After the loan application has been completed, it will be turned over to the lender's loan processing department and then to the underwriter, where the decision to approve or reject the loan will be made. Loan processors send out the Verifications of Employment and Deposit and order the credit report, property appraisal and other documents. The time it takes to receive these documents affects the length of time required for approval of the loan. If you are transferring from out of the local community, it may take longer to receive the credit and employment information. Processing times vary from one lender to another, but the loan officer should be able to give an idea of the processing time for your application.
Within three business days after completing the application, the lender must provide you with a Good Faith Estimate of the anticipated closing costs. It will show costs associated with the loan settlement, such as origination fees, mortgage insurance, title insurance, escrow reserves and hazard insurance.
Within the same three days you will also receive a Truth-in-Lending Disclosure statement. This statement shows, among other things, the estimated monthly payment. The total cost of all finance charges on your loan is also shown, stated as an Annual Percentage Rate (APR). The APR represents the dollar amount of finance charges you pay either up front or over the life of the loan, converted to an annual interest rate. Since the APR includes origination fees and other charges as well as interest on the mortgage loan, the APR is usually higher than the interest rate on the loan.

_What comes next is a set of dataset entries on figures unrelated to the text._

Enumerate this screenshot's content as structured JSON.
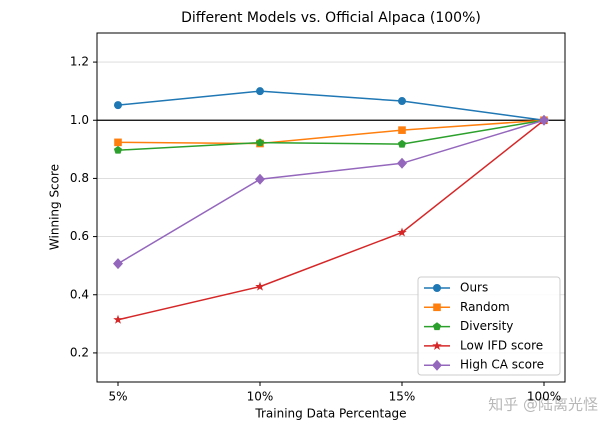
{
  "chart_data": {
    "type": "line",
    "title": "Different Models vs. Official Alpaca (100%)",
    "x_label": "Training Data Percentage",
    "y_label": "Winning Score",
    "categories": [
      "5%",
      "10%",
      "15%",
      "100%"
    ],
    "series": [
      {
        "name": "Ours",
        "color": "#1f77b4",
        "marker": "circle",
        "values": [
          1.052,
          1.1,
          1.066,
          1.0
        ]
      },
      {
        "name": "Random",
        "color": "#ff7f0e",
        "marker": "square",
        "values": [
          0.924,
          0.92,
          0.966,
          1.0
        ]
      },
      {
        "name": "Diversity",
        "color": "#2ca02c",
        "marker": "pentagon",
        "values": [
          0.897,
          0.923,
          0.918,
          1.0
        ]
      },
      {
        "name": "Low IFD score",
        "color": "#d62728",
        "marker": "star",
        "values": [
          0.314,
          0.428,
          0.614,
          1.0
        ]
      },
      {
        "name": "High CA score",
        "color": "#9467bd",
        "marker": "diamond",
        "values": [
          0.507,
          0.797,
          0.852,
          1.0
        ]
      }
    ],
    "ylim": [
      0.1,
      1.3
    ],
    "yticks": [
      0.2,
      0.4,
      0.6,
      0.8,
      {
        "value": 1.0,
        "label": "1.0"
      },
      1.2
    ],
    "hline": 1.0,
    "grid": true,
    "legend": "lower right",
    "watermark": "知乎 @陆离光怪"
  }
}
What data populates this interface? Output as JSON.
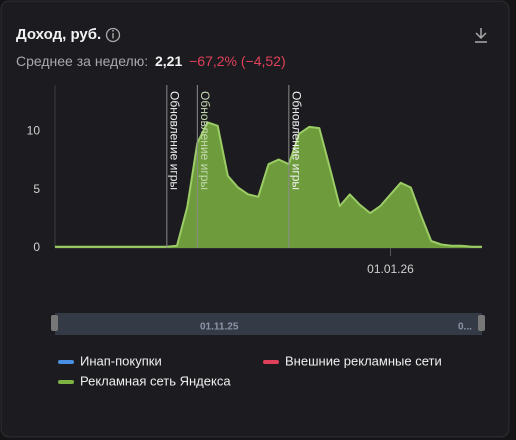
{
  "header": {
    "title": "Доход, руб.",
    "summary_label": "Среднее за неделю:",
    "summary_value": "2,21",
    "summary_change": "−67,2% (−4,52)"
  },
  "chart_data": {
    "type": "area",
    "categories": [
      null,
      null,
      null,
      null,
      null,
      null,
      null,
      null,
      null,
      null,
      null,
      null,
      null,
      null,
      null,
      null,
      null,
      null,
      null,
      null,
      null,
      null,
      null,
      null,
      null,
      null,
      null,
      null,
      null,
      null,
      null,
      null,
      null,
      "01.01.26",
      null,
      null,
      null,
      null,
      null,
      null,
      null,
      null,
      null
    ],
    "series": [
      {
        "name": "Инап-покупки",
        "color": "#4a90e2"
      },
      {
        "name": "Внешние рекламные сети",
        "color": "#e0405a"
      },
      {
        "name": "Рекламная сеть Яндекса",
        "color": "#7cb342",
        "values": [
          0.1,
          0.1,
          0.1,
          0.1,
          0.1,
          0.1,
          0.1,
          0.1,
          0.1,
          0.1,
          0.1,
          0.1,
          0.2,
          3.5,
          9,
          10.8,
          10.5,
          6.2,
          5.2,
          4.6,
          4.4,
          7.2,
          7.6,
          7.2,
          9.8,
          10.4,
          10.3,
          7,
          3.6,
          4.6,
          3.7,
          3,
          3.6,
          4.6,
          5.6,
          5.2,
          2.8,
          0.6,
          0.3,
          0.2,
          0.2,
          0.1,
          0.1
        ]
      }
    ],
    "ylim": [
      0,
      14
    ],
    "yticks": [
      0,
      5,
      10
    ],
    "grid": false,
    "annotations": [
      {
        "text": "Обновление игры",
        "index": 11
      },
      {
        "text": "Обновление игры",
        "index": 14
      },
      {
        "text": "Обновление игры",
        "index": 23
      }
    ],
    "navigator_labels": [
      "01.11.25",
      "0..."
    ]
  }
}
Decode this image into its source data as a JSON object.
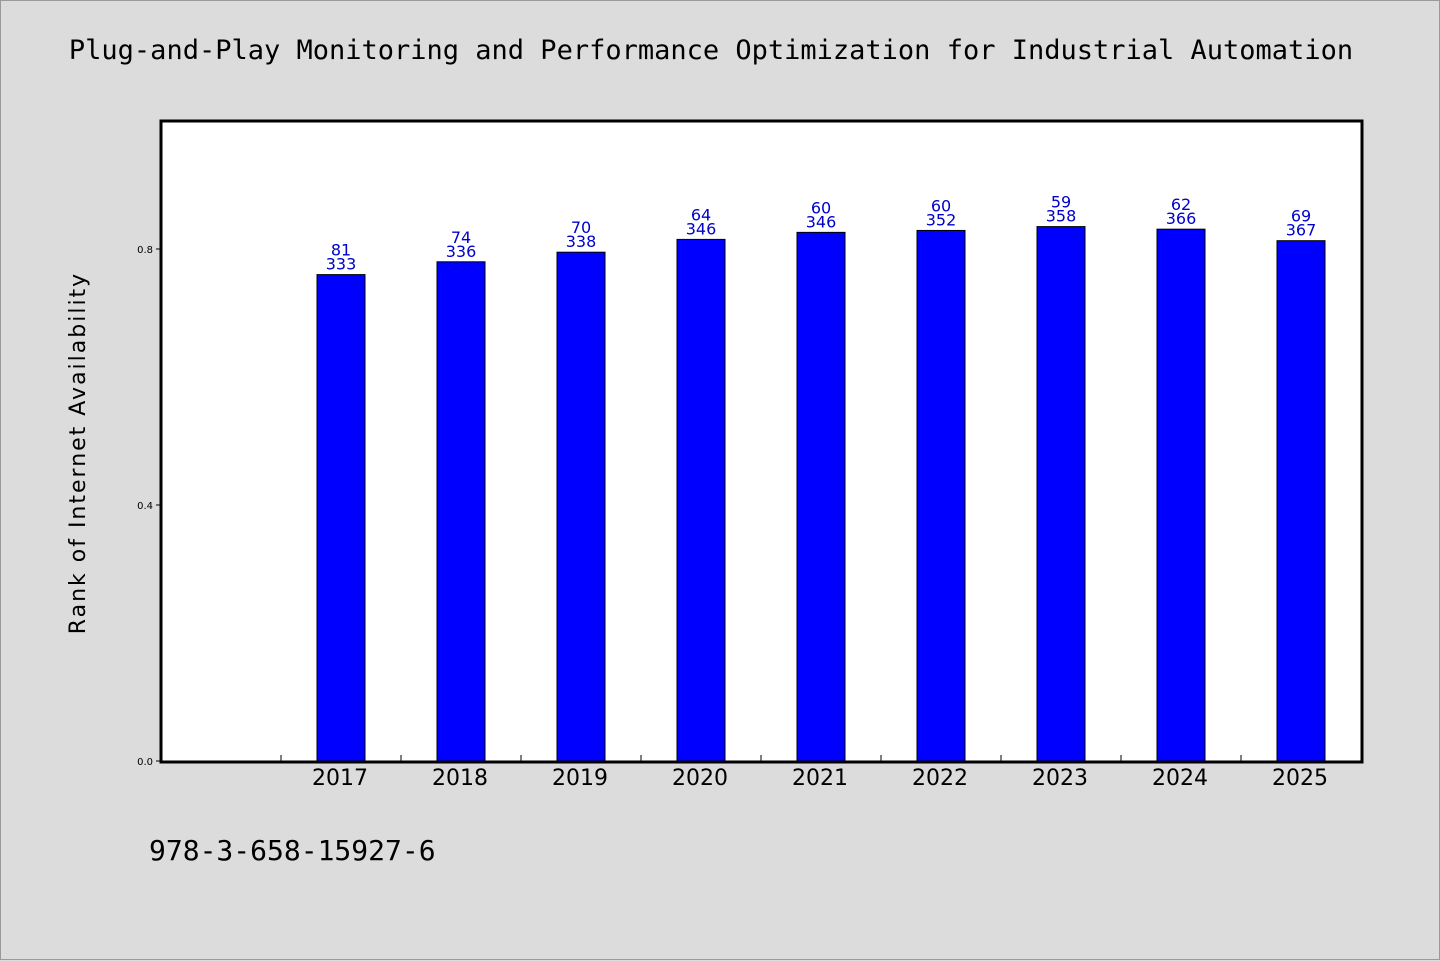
{
  "chart_data": {
    "type": "bar",
    "title": "Plug-and-Play Monitoring and Performance Optimization for Industrial Automation",
    "xlabel": "",
    "ylabel": "Rank of Internet Availability",
    "categories": [
      "2017",
      "2018",
      "2019",
      "2020",
      "2021",
      "2022",
      "2023",
      "2024",
      "2025"
    ],
    "values": [
      0.76,
      0.78,
      0.795,
      0.815,
      0.826,
      0.829,
      0.835,
      0.831,
      0.813
    ],
    "labels_top": [
      "81",
      "74",
      "70",
      "64",
      "60",
      "60",
      "59",
      "62",
      "69"
    ],
    "labels_bottom": [
      "333",
      "336",
      "338",
      "346",
      "346",
      "352",
      "358",
      "366",
      "367"
    ],
    "yticks": [
      "0.0",
      "0.4",
      "0.8"
    ],
    "ylim": [
      0,
      1.0
    ],
    "grid": false,
    "bar_color": "#0000ff",
    "label_color": "#0000cc"
  },
  "footer": {
    "isbn": "978-3-658-15927-6"
  }
}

After the lender has approved the loan, you will usually receive a commitment letter which sets out the terms of the loan and the length of time for which those terms are offered. If the loan does not close within the specified commitment period, the terms are subject to change. You usually must accept the commitment by returning a signed copy to the lender within five to ten days and may have to pay part or all of the origination fees at this time. The commitment may contain conditions that you will still have to satisfy, so you should read it carefully.

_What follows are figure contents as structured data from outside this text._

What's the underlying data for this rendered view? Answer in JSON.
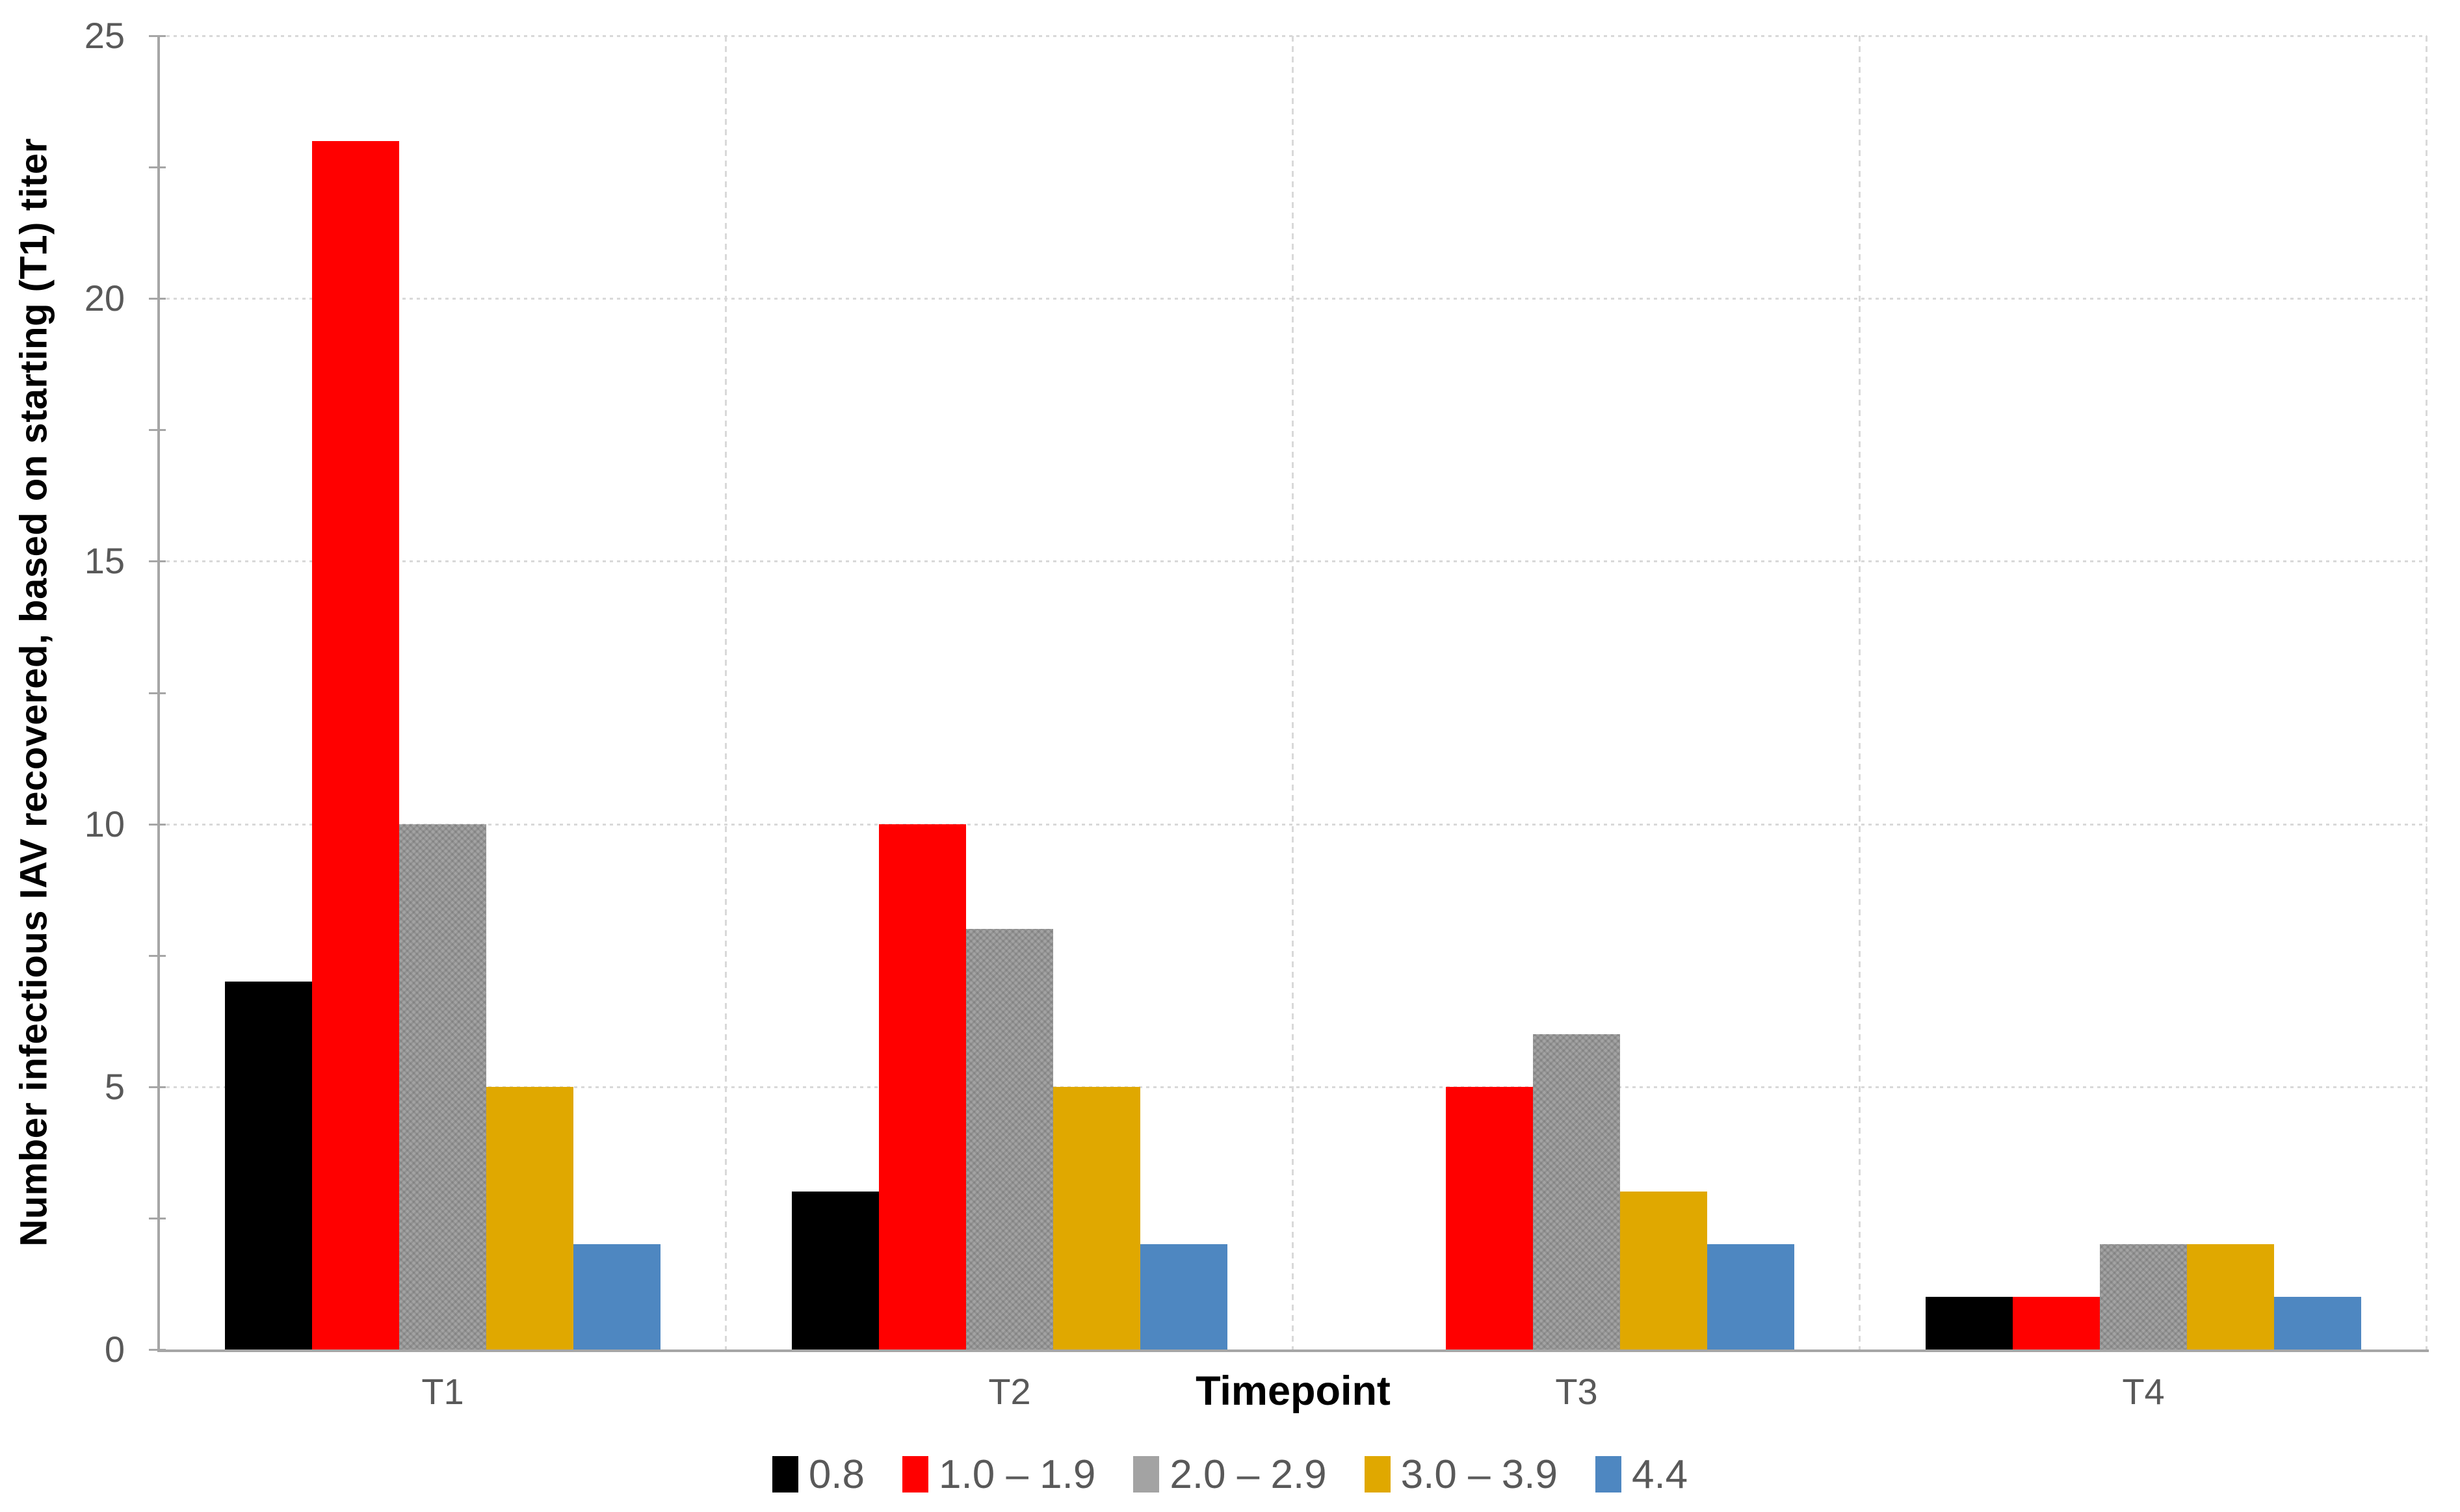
{
  "chart_data": {
    "type": "bar",
    "title": "",
    "categories": [
      "T1",
      "T2",
      "T3",
      "T4"
    ],
    "series": [
      {
        "name": "0.8",
        "color": "#000000",
        "pattern": false,
        "values": [
          7,
          3,
          0,
          1
        ]
      },
      {
        "name": "1.0 – 1.9",
        "color": "#FF0000",
        "pattern": false,
        "values": [
          23,
          10,
          5,
          1
        ]
      },
      {
        "name": "2.0 – 2.9",
        "color": "#A3A3A3",
        "pattern": true,
        "values": [
          10,
          8,
          6,
          2
        ]
      },
      {
        "name": "3.0 – 3.9",
        "color": "#E0A800",
        "pattern": false,
        "values": [
          5,
          5,
          3,
          2
        ]
      },
      {
        "name": "4.4",
        "color": "#4E87C1",
        "pattern": false,
        "values": [
          2,
          2,
          2,
          1
        ]
      }
    ],
    "xlabel": "Timepoint",
    "ylabel": "Number infectious IAV recovered, based on starting (T1) titer",
    "ylim": [
      0,
      25
    ],
    "y_major_unit": 5,
    "y_minor_unit": 2.5,
    "y_tick_labels": [
      "0",
      "5",
      "10",
      "15",
      "20",
      "25"
    ],
    "grid": {
      "horizontal": "dotted",
      "vertical": "dashed-at-category-boundaries"
    },
    "legend_position": "bottom-center",
    "colors": {
      "axis": "#A6A6A6",
      "gridline": "#D9D9D9",
      "tick_label": "#595959",
      "category_label": "#595959",
      "legend_text": "#595959",
      "axis_title": "#000000"
    }
  }
}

In cases where closing is scheduled soon after approval, the lender may give you verbal approval instead of a commitment letter. This is not unusual, but make sure you understand the terms of the approval.
Once the commitment letter or approval has been received, you are assured the financing you need to complete the purchase of your home and you need to turn your attention to completing the details required for settlement.
Reducing The Anxiety of Waiting
For many home buyers, the period of time between the submission of the loan application and receipt of the commitment letter is one of uncertainty and concern. Requests for additional information, unexpected delays and lack of communication all serve to increase the tension. There are a number of things that both you and the lender can do to reduce the stress.
Keep in mind that the lender wants to make the loan. Loan underwriters are looking for ways to approve loans, not reject them. If you have come to the interview with the loan officer fully prepared and have provided good documentation, you have done a great deal to assure prompt processing of your application and approval of your loan.
You and the lender need to make sure that lines of communication are kept open. Your contact person may be the loan officer, but often it might be someone in the lender's loan processing department who can tell you the status of your application. Remember, however, that it may take several weeks to process the application and frequent inquiries from you prior to that time will not speed things up.
You should be accessible if the lender needs additional information or documents during processing. If you are from out of town, use your real estate agent as a contact if necessary. Quick response to lender requests helps keep the process on schedule. In order to protect both you and the lender, mortgage loans require much more paperwork and legal documentation than an automobile or other installment loan, and lenders do not ask for more than is absolutely necessary.
Obtaining a mortgage loan need not be an ordeal that dampens the thrill of acquiring a new home. If you understand the lending process and are prepared to do your part, it simply becomes a key step in owning a home.